Выступила и округлилась… Потом расплылось вдоль всей губы…
— Господи, Господи…
У Кореня и Петрова губы тоже были закушены…
Они уж не слышали ни смеха, ни противного отрывистого карканья.
Они видели только, как крутятся медленно безостановочно камни на тонких бечевках… Крутятся-крутятся, остановятся и опять начинают крутиться.
Опять выступила около зуба капля крови… Задержалась на мгновение и словно лопнула. Кровь проступила от зуба по всей губе.
Петров вскочил.
— Господи, да что же это!..
Теперь он уж крикнул громко, резко, негодующим голосом… У него это вырвалось каким-то отчаянным воплем. Корень вскочил тоже.
Взяв винтовки на руку, они пробежали небольшое расстояние, отделявшее их от фанзы, и ворвались в фанзу.
IV
В фанзе были трое солдат-корейцев.
Корень и Петров застали их врасплох.
Двое из них кинулись было к ружьям, но Корень тут же приколол их обоих… одного — когда он выбирался из-за стола, а другого — в углу, возле ружей…
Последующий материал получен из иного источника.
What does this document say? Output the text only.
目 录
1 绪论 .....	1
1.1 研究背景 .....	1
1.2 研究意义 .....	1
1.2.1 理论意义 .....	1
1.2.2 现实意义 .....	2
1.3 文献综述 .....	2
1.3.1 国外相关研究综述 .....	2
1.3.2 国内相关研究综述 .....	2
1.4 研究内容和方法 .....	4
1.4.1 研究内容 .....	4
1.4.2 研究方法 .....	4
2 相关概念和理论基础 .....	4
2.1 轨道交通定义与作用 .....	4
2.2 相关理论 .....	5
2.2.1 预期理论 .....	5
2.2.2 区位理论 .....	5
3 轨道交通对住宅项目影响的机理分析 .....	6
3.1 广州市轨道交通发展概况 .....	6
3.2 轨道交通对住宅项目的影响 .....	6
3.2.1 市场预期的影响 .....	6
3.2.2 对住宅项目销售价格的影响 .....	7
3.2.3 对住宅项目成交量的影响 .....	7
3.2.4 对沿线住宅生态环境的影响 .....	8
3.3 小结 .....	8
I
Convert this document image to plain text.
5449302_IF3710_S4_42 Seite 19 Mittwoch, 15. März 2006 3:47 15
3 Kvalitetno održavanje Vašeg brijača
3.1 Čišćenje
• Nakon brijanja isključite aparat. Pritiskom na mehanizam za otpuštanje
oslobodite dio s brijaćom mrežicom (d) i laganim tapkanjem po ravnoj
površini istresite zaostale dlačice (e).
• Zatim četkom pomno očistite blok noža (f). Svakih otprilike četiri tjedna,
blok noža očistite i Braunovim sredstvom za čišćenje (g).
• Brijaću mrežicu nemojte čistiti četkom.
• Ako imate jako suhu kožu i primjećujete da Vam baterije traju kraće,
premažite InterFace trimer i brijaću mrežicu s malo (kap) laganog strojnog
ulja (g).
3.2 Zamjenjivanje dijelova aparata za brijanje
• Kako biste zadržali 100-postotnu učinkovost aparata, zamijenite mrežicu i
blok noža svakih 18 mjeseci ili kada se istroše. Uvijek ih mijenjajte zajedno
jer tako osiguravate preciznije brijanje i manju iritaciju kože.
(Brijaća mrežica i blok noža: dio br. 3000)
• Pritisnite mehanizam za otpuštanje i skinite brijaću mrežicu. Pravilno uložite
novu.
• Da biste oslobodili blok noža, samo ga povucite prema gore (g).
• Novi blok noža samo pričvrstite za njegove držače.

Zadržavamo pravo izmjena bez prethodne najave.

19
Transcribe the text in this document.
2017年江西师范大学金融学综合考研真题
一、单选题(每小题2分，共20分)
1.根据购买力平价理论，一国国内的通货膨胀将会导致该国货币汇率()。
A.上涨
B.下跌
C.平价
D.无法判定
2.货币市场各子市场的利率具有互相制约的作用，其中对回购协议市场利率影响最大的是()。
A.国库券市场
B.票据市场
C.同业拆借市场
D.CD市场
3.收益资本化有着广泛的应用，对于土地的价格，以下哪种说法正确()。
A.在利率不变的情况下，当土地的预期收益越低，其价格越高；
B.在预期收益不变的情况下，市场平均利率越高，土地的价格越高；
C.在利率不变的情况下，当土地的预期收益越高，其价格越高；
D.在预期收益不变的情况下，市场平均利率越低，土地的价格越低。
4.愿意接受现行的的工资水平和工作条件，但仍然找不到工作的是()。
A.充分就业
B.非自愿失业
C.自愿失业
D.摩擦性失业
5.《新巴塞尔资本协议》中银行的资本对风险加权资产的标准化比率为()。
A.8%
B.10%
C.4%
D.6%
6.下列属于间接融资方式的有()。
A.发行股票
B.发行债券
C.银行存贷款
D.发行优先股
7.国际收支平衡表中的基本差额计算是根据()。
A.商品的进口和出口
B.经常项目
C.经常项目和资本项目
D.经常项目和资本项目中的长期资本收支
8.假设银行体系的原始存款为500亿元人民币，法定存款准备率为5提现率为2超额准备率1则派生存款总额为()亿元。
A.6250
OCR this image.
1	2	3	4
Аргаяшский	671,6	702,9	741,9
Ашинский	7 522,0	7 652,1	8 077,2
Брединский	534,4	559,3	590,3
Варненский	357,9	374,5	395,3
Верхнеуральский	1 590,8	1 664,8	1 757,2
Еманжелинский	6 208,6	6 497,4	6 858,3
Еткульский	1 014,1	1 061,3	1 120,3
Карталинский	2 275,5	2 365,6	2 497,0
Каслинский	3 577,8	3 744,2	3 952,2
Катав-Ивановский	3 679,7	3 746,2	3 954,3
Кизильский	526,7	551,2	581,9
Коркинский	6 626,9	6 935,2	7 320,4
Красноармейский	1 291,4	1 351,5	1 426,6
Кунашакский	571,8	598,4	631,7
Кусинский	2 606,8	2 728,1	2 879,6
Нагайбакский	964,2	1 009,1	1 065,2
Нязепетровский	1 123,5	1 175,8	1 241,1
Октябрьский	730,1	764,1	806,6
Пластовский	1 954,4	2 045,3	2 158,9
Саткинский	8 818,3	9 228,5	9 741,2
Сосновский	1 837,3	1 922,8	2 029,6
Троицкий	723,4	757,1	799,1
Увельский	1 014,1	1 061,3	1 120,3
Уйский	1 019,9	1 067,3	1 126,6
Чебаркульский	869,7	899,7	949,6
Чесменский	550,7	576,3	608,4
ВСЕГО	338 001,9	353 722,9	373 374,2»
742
Третий не сделал никакой попытки ни к сопротивлению, ни к бегству.
Ему скрутили руки.
Потом Петров разрезал бечевки на руках и ногах несчастного китайца.
Китайца он усадил на лавку перед столом.
Бедняга прислонился спиной к стене и долго сидел неподвижно, дыша тяжело и быстро, беспомощно протянув руки вдоль тела. Потом поднял руки и стал дуть на пальцы, то на один то на другой…
Несколько раз он взглядывал на Петрова и Кореня и тряс головой и опять принимался дуть на пальцы. Всунул затем один палец в рот и стал сосать, морщась и махая другим пальцем…
Пальцы, видно, у него сильно горели.
Минут через двадцать он, однако, немного оправился, встал с лавки и стал ходить возле стола, опираясь рукой о край стола, сгибая ступни и колени, как расслабленные. Руки у него дрожали и подгибались.
Словно кости вышли у него из суставов.
— И за что?.. — сказал Петров.
Китаец поглядел на него и улыбнулся.
Только улыбка у него вышла, какая-то дрожащая…
Он весь вздрагивал от времени до времени нервной, мгновенной, пробегавшей по всему телу дрожью… И все тряс головой.